Spitznagel wrote a book in 2013 titled The Dao of Capital: Austrian Investing in a Distorted World about the Austrian School of economics and its ostensible application to investing. Paul Tudor Jones said of Spitznagel's book that it "shows how a seemingly difficult immediate loss becomes an advantageous intermediate step for greater future gain, and thus why we must become 'patient now and strategically impatient later'."

==Political and economic views==
As a libertarian and advocate of Austrian economics, Spitznagel has been very critical of central bank monetary interventionism.
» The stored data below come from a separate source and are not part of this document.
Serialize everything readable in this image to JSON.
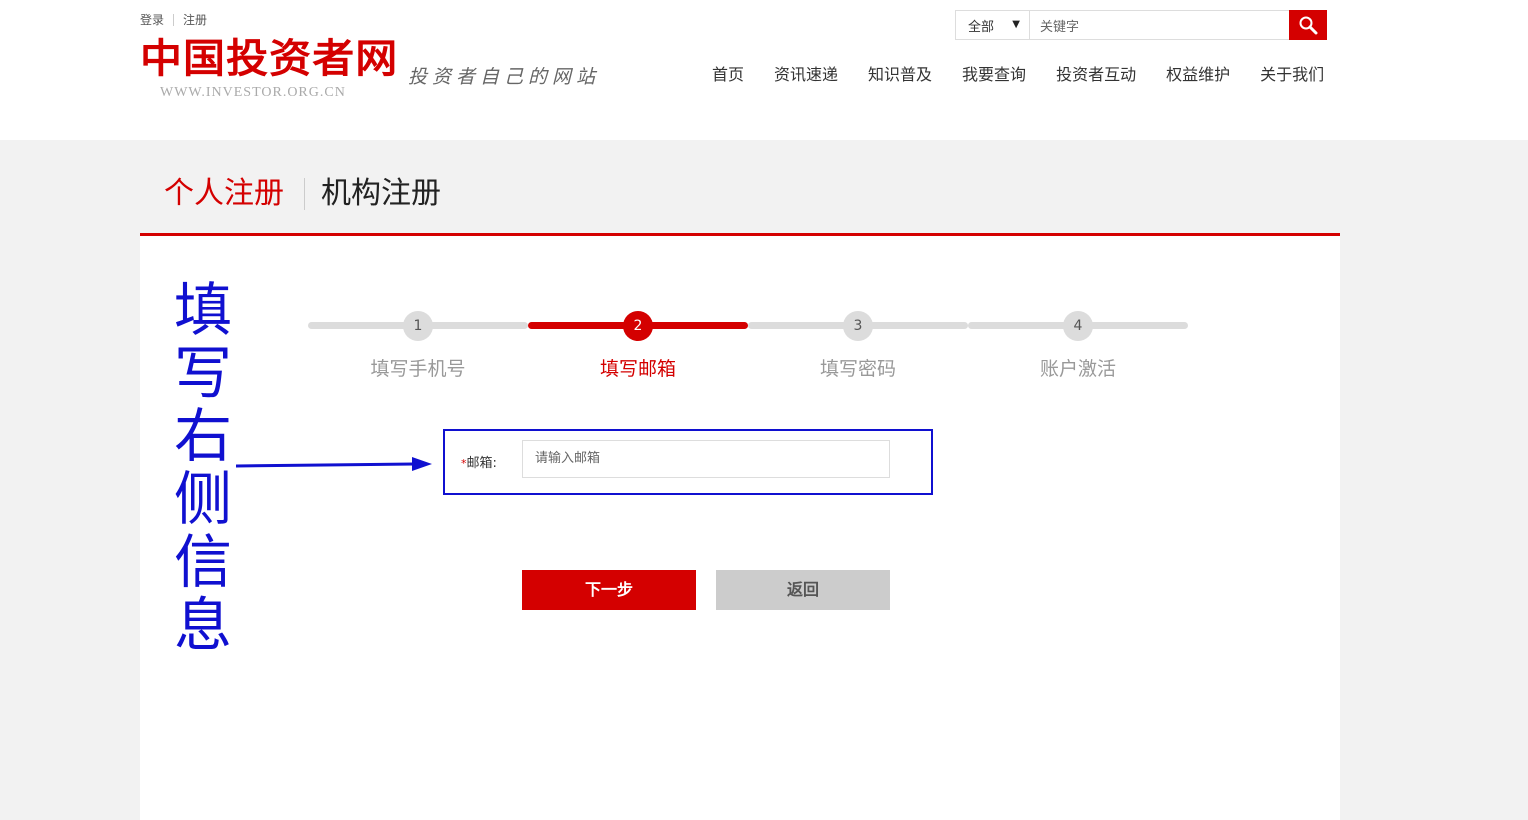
{
  "header": {
    "top_links": {
      "login": "登录",
      "register": "注册"
    },
    "logo": {
      "main": "中国投资者网",
      "url": "WWW.INVESTOR.ORG.CN",
      "slogan": "投资者自己的网站"
    },
    "search": {
      "category": "全部",
      "placeholder": "关键字"
    },
    "nav": [
      "首页",
      "资讯速递",
      "知识普及",
      "我要查询",
      "投资者互动",
      "权益维护",
      "关于我们"
    ]
  },
  "tabs": {
    "active": "个人注册",
    "other": "机构注册"
  },
  "steps": [
    {
      "number": "1",
      "label": "填写手机号"
    },
    {
      "number": "2",
      "label": "填写邮箱"
    },
    {
      "number": "3",
      "label": "填写密码"
    },
    {
      "number": "4",
      "label": "账户激活"
    }
  ],
  "current_step": 2,
  "form": {
    "required_mark": "*",
    "email_label": "邮箱:",
    "email_placeholder": "请输入邮箱",
    "email_value": ""
  },
  "buttons": {
    "next": "下一步",
    "back": "返回"
  },
  "annotation": {
    "chars": [
      "填",
      "写",
      "右",
      "侧",
      "信",
      "息"
    ]
  },
  "colors": {
    "brand_red": "#d40000",
    "annotation_blue": "#1010d0",
    "inactive_gray": "#dcdcdc"
  },
  "icons": {
    "search_button": "search-icon",
    "select_caret": "caret-down-icon",
    "annotation_arrow": "arrow-right-icon"
  }
}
For instance, he has written pieces on Ludwig von Mises and about the Fed's alleged culpability for "increasing wealth disparity", which focused on the economic distortions that ostensibly result from money creation.
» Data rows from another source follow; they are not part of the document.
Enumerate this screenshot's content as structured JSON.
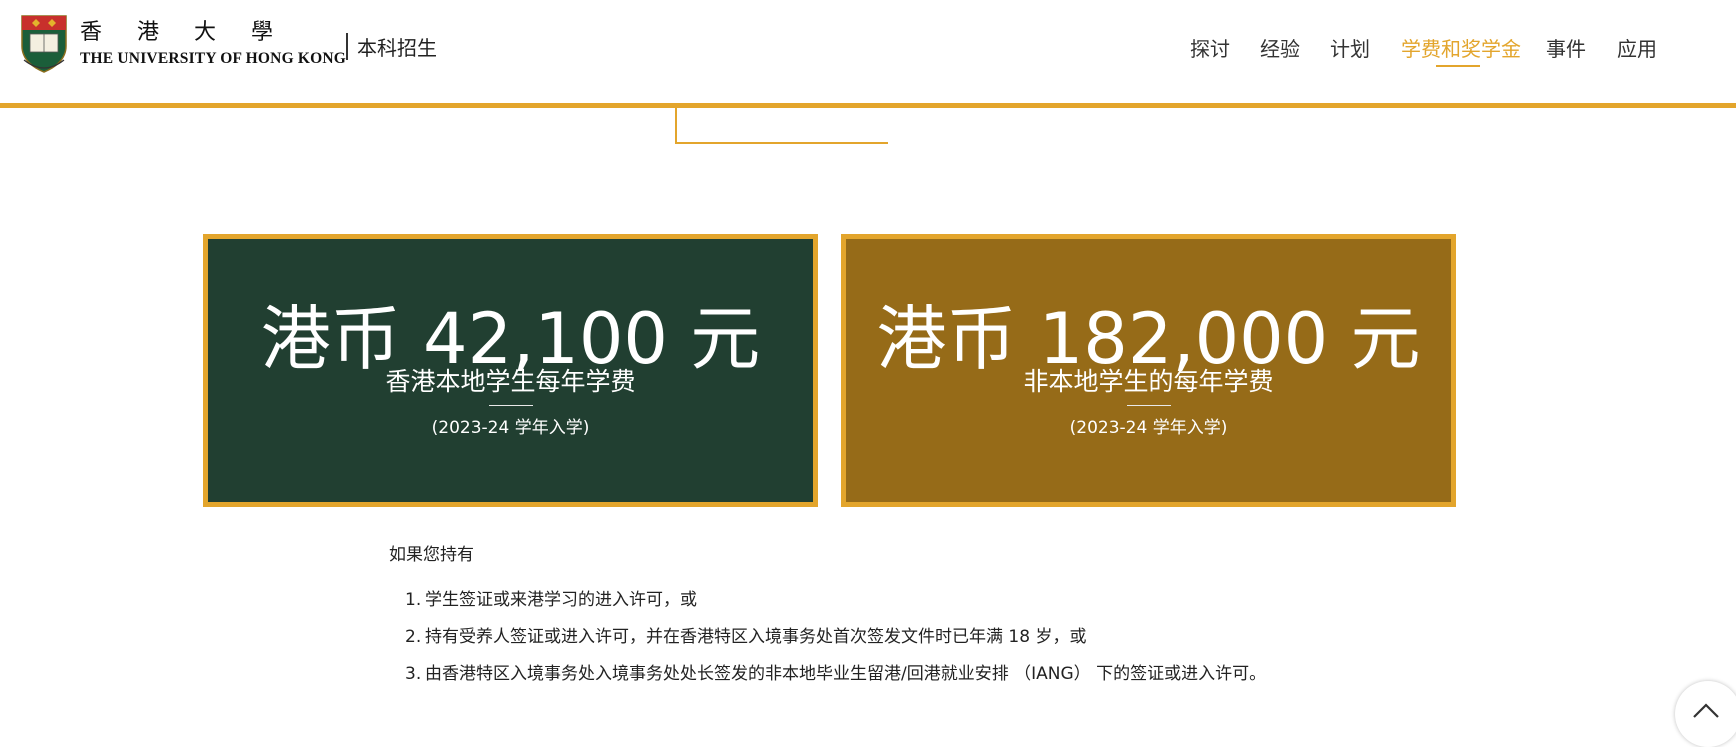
{
  "header": {
    "university_chinese": "香 港 大 學",
    "university_english": "THE UNIVERSITY OF HONG KONG",
    "crest_icon": "hku-crest-icon",
    "section_title": "本科招生"
  },
  "nav": {
    "items": [
      {
        "label": "探讨",
        "active": false
      },
      {
        "label": "经验",
        "active": false
      },
      {
        "label": "计划",
        "active": false
      },
      {
        "label": "学费和奖学金",
        "active": true
      },
      {
        "label": "事件",
        "active": false
      },
      {
        "label": "应用",
        "active": false
      }
    ]
  },
  "fees": {
    "local": {
      "amount": "港币 42,100 元",
      "label": "香港本地学生每年学费",
      "note": "(2023-24 学年入学)"
    },
    "nonlocal": {
      "amount": "港币 182,000 元",
      "label": "非本地学生的每年学费",
      "note": "(2023-24 学年入学)"
    }
  },
  "body": {
    "intro": "如果您持有",
    "conditions": [
      {
        "num": "1.",
        "text": "学生签证或来港学习的进入许可，或"
      },
      {
        "num": "2.",
        "text": "持有受养人签证或进入许可，并在香港特区入境事务处首次签发文件时已年满 18 岁，或"
      },
      {
        "num": "3.",
        "text": "由香港特区入境事务处入境事务处处长签发的非本地毕业生留港/回港就业安排 （IANG） 下的签证或进入许可。"
      }
    ]
  },
  "back_to_top": {
    "icon": "chevron-up-icon"
  },
  "colors": {
    "accent": "#e3a52c",
    "local_card": "#213f31",
    "nonlocal_card": "#966b18"
  }
}
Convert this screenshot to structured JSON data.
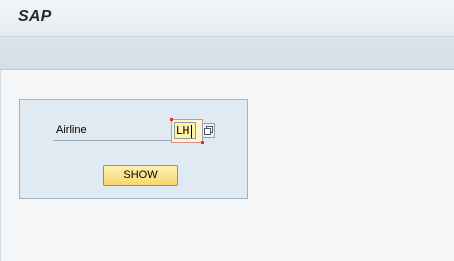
{
  "window": {
    "title": "SAP"
  },
  "form": {
    "airline_label": "Airline",
    "airline_value": "LH",
    "value_help_icon": "value-help-icon",
    "show_button_label": "SHOW"
  },
  "colors": {
    "titlebar": "#e5ebf1",
    "toolbar": "#d4dee8",
    "panel": "#e0eaf2",
    "input_focus": "#fff3a8",
    "button": "#f7d66f"
  }
}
In his book and in a 2015 op-ed, Spitznagel connected every similar high point in the Tobin's Q-ratio since 1900 with past monetary interventionism and subsequent stock market losses, which he called "perfectly predictable, by economic logic alone."
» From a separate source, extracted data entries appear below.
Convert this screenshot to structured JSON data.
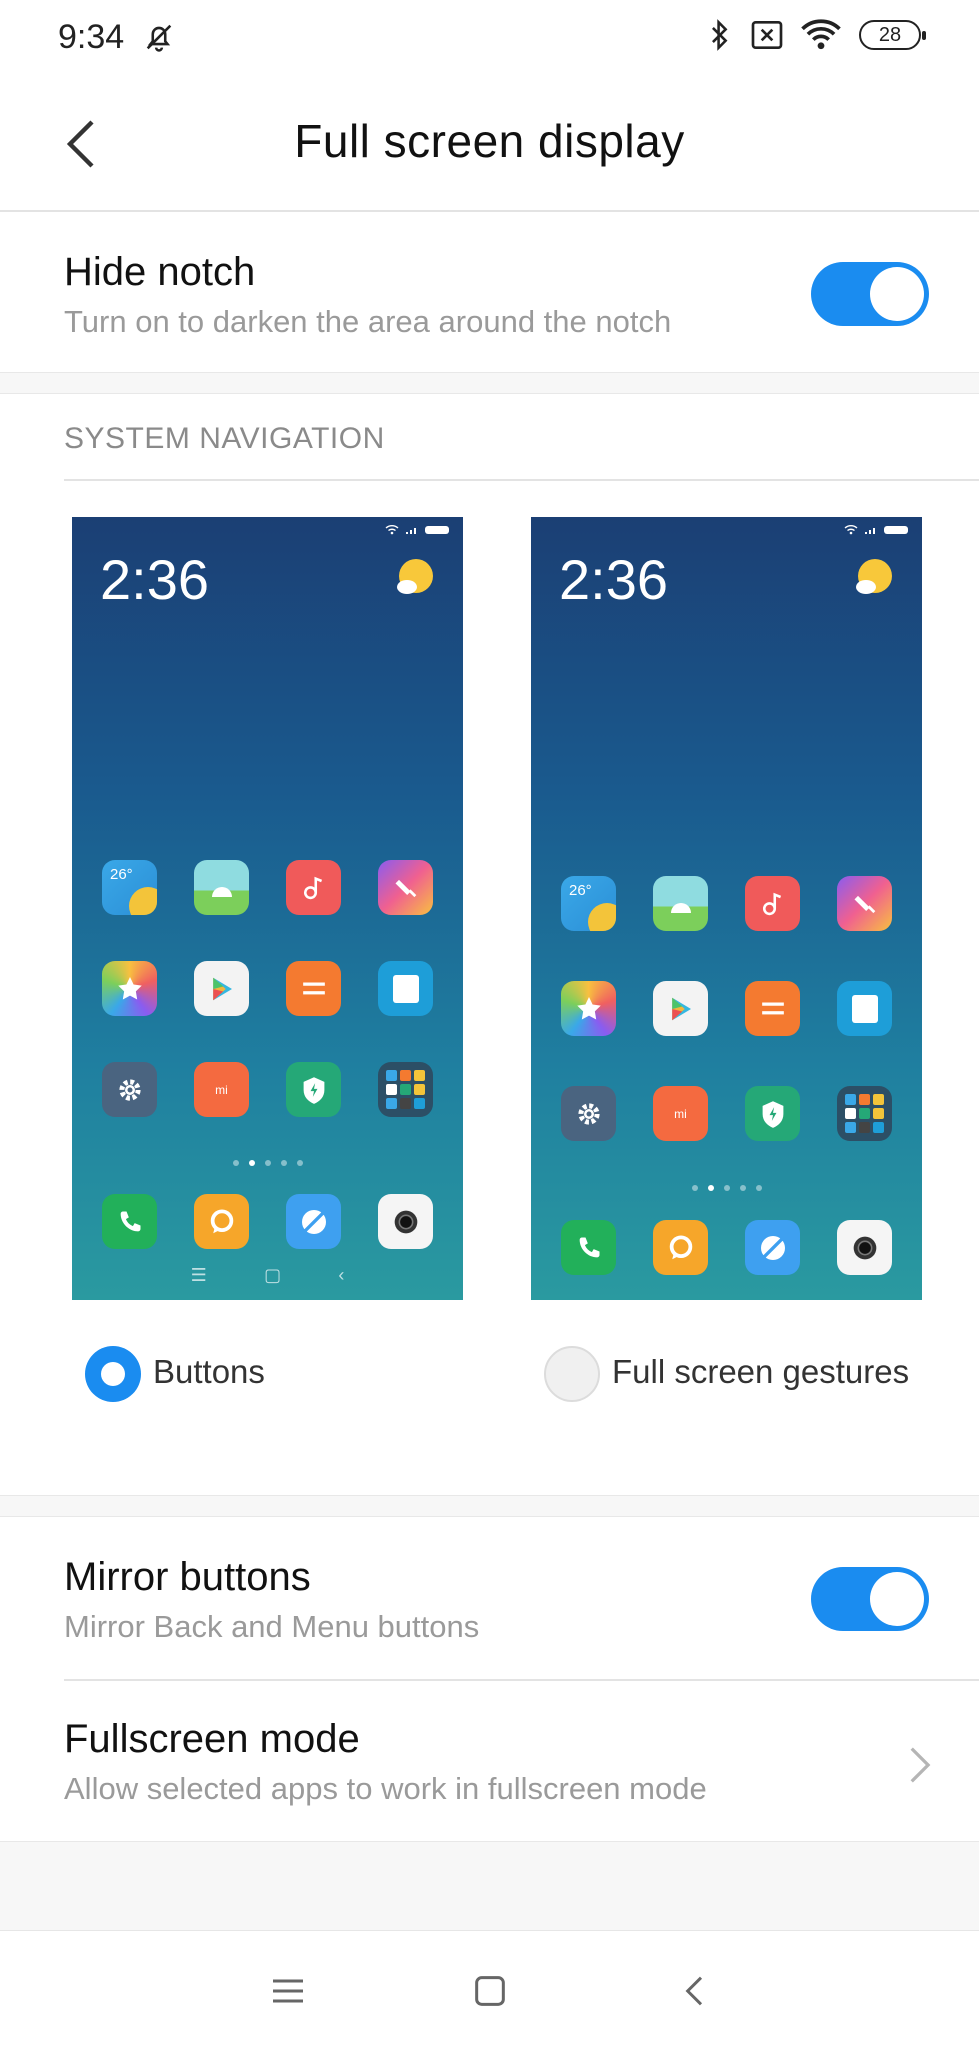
{
  "status_bar": {
    "time": "9:34",
    "battery": "28",
    "icons": [
      "bell-off-icon",
      "bluetooth-icon",
      "sim-x-icon",
      "wifi-icon",
      "battery-icon"
    ]
  },
  "header": {
    "title": "Full screen display",
    "back_icon": "back-arrow-icon"
  },
  "hide_notch": {
    "title": "Hide notch",
    "subtitle": "Turn on to darken the area around the notch",
    "enabled": true
  },
  "system_navigation": {
    "label": "SYSTEM NAVIGATION",
    "preview_time": "2:36",
    "weather_temp": "26°",
    "options": [
      {
        "label": "Buttons",
        "selected": true
      },
      {
        "label": "Full screen gestures",
        "selected": false
      }
    ]
  },
  "mirror_buttons": {
    "title": "Mirror buttons",
    "subtitle": "Mirror Back and Menu buttons",
    "enabled": true
  },
  "fullscreen_mode": {
    "title": "Fullscreen mode",
    "subtitle": "Allow selected apps to work in fullscreen mode"
  },
  "nav_bar": {
    "icons": [
      "menu-icon",
      "home-icon",
      "back-icon"
    ]
  },
  "colors": {
    "accent": "#1a8cf0",
    "subtitle_text": "#9a9a9a",
    "section_text": "#8a8a8a"
  }
}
Along with entrepreneur Peter Thiel, Spitznagel was a major supporter of the 2012 Republican presidential campaign of U.S. Congressman Ron Paul, a friend and fellow libertarian who "shares [Spitznagel's] contempt for the Federal Reserve" and his desire for a non-interventionist foreign policy. Spitznagel was also senior economic advisor to the 2016 Republican presidential campaign of Ron's son, U.S. Senator Rand Paul.

Spitznagel has not been optimistic about the tariffs President Trump has instituted, calling the plunge in April 2025, "a trap."

==Personal life==
Spitznagel is among the many financial executives and hedge fund managers who moved their residence and operations to Florida. In 2014, he moved his hedge fund offices from Los Angeles to Miami, citing Florida's "more hospitable business and tax environment" than California's. There is no income tax or estate tax in the state of Florida.

According to The Wall Street Journal, Spitznagel splits his time between his Miami office and Michigan, where his family lives.

He and his wife built, own, and operate Idyll Farms, a farm in Michigan that pastures dairy goats and produces artisanal chèvre. A Bloomberg article claimed that the farm is making "some of the best goat cheese in America".

Spitznagel also reportedly flies planes and practices ashtanga yoga.